Das Verbot sei ohnehin ein „Wunsch von Hardcore-Naturschützern“, so der Bürgermeister. Gerd Schönbett unterstrich an dieser Stelle erneut, dass es auch im Sinne der Gemeinde sei, den See und seine Bedeutung für den Naturschutz in seinem aktuellen Status zu erhalten. Daher begrüße die Gemeinde auch, dass nun Untersuchungen zur Gewässergüte laufen, die in absehbarer Zeit belastbare Zahlen bringen werden – auch über einen längeren Zeitraum.
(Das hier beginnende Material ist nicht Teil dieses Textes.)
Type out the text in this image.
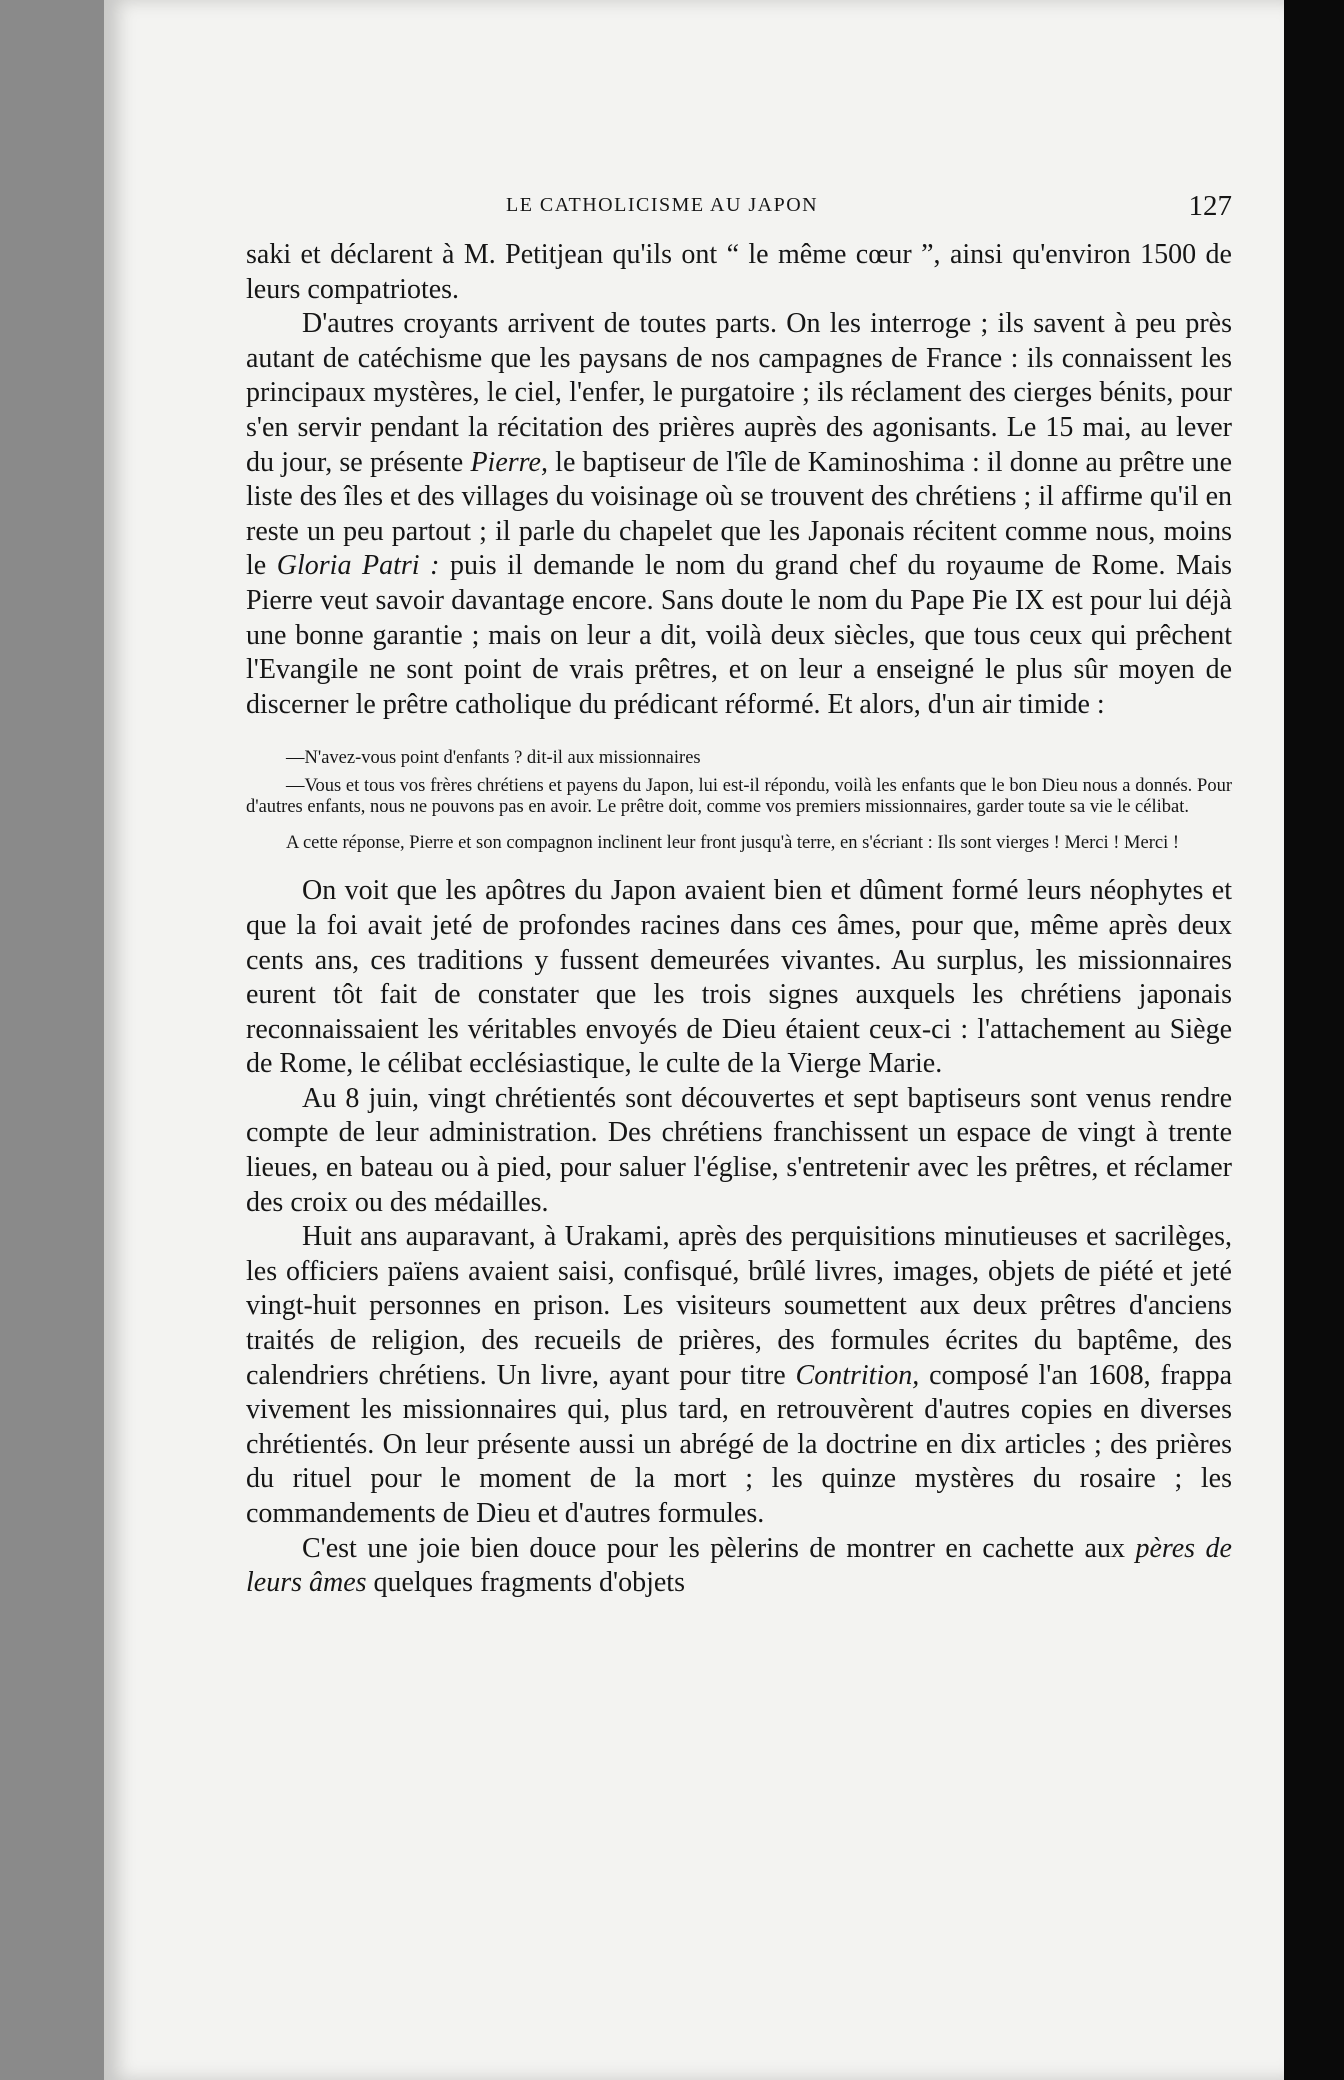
LE CATHOLICISME AU JAPON	127

saki et déclarent à M. Petitjean qu'ils ont “ le même cœur ”, ainsi qu'environ 1500 de leurs compatriotes.

D'autres croyants arrivent de toutes parts. On les interroge ; ils savent à peu près autant de catéchisme que les paysans de nos campagnes de France : ils connaissent les principaux mystères, le ciel, l'enfer, le purgatoire ; ils réclament des cierges bénits, pour s'en servir pendant la récitation des prières auprès des agonisants. Le 15 mai, au lever du jour, se présente Pierre, le baptiseur de l'île de Kaminoshima : il donne au prêtre une liste des îles et des villages du voisinage où se trouvent des chrétiens ; il affirme qu'il en reste un peu partout ; il parle du chapelet que les Japonais récitent comme nous, moins le Gloria Patri : puis il demande le nom du grand chef du royaume de Rome. Mais Pierre veut savoir davantage encore. Sans doute le nom du Pape Pie IX est pour lui déjà une bonne garantie ; mais on leur a dit, voilà deux siècles, que tous ceux qui prêchent l'Evangile ne sont point de vrais prêtres, et on leur a enseigné le plus sûr moyen de discerner le prêtre catholique du prédicant réformé. Et alors, d'un air timide :

—N'avez-vous point d'enfants ? dit-il aux missionnaires

—Vous et tous vos frères chrétiens et payens du Japon, lui est-il répondu, voilà les enfants que le bon Dieu nous a donnés. Pour d'autres enfants, nous ne pouvons pas en avoir. Le prêtre doit, comme vos premiers missionnaires, garder toute sa vie le célibat.

A cette réponse, Pierre et son compagnon inclinent leur front jusqu'à terre, en s'écriant : Ils sont vierges ! Merci ! Merci !

On voit que les apôtres du Japon avaient bien et dûment formé leurs néophytes et que la foi avait jeté de profondes racines dans ces âmes, pour que, même après deux cents ans, ces traditions y fussent demeurées vivantes. Au surplus, les missionnaires eurent tôt fait de constater que les trois signes auxquels les chrétiens japonais reconnaissaient les véritables envoyés de Dieu étaient ceux-ci : l'attachement au Siège de Rome, le célibat ecclésiastique, le culte de la Vierge Marie.

Au 8 juin, vingt chrétientés sont découvertes et sept baptiseurs sont venus rendre compte de leur administration. Des chrétiens franchissent un espace de vingt à trente lieues, en bateau ou à pied, pour saluer l'église, s'entretenir avec les prêtres, et réclamer des croix ou des médailles.

Huit ans auparavant, à Urakami, après des perquisitions minutieuses et sacrilèges, les officiers païens avaient saisi, confisqué, brûlé livres, images, objets de piété et jeté vingt-huit personnes en prison. Les visiteurs soumettent aux deux prêtres d'anciens traités de religion, des recueils de prières, des formules écrites du baptême, des calendriers chrétiens. Un livre, ayant pour titre Contrition, composé l'an 1608, frappa vivement les missionnaires qui, plus tard, en retrouvèrent d'autres copies en diverses chrétientés. On leur présente aussi un abrégé de la doctrine en dix articles ; des prières du rituel pour le moment de la mort ; les quinze mystères du rosaire ; les commandements de Dieu et d'autres formules.

C'est une joie bien douce pour les pèlerins de montrer en cachette aux pères de leurs âmes quelques fragments d'objets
Denn das Wasser des Sees werde nach der rund dreimonatigen Badesaison über Herbst und Winter auf natürliche Weise komplett ausgetauscht – es müsse geklärt werden, ob die im Management angenommenen Belastungen durch Badende im Jahr drauf nicht längst wieder kompensiert wären. Überhaupt betonte Schönbett erneut, dass das vor einigen Wochen vorgestellte und häufig kritisierte Papier nur empfehlenden Charakter hat.

Um schon in näherer Zukunft beim Thema Naturschutz rund um den See weiter zu kommen, schlug der Bürgermeister vor, sofort mit der Arbeit an einem Konzept zu beginnen, das die Besucherströme am Nonnenmattweiher in geregeltere Bahnen lenkt. Dabei ist in erster Linie an Parkgebühren auf dem Parkplatz in der Nähe des Sees gedacht. Schönbett will dafür Fördermittel generieren und „externen Sachverstand“ heranziehen.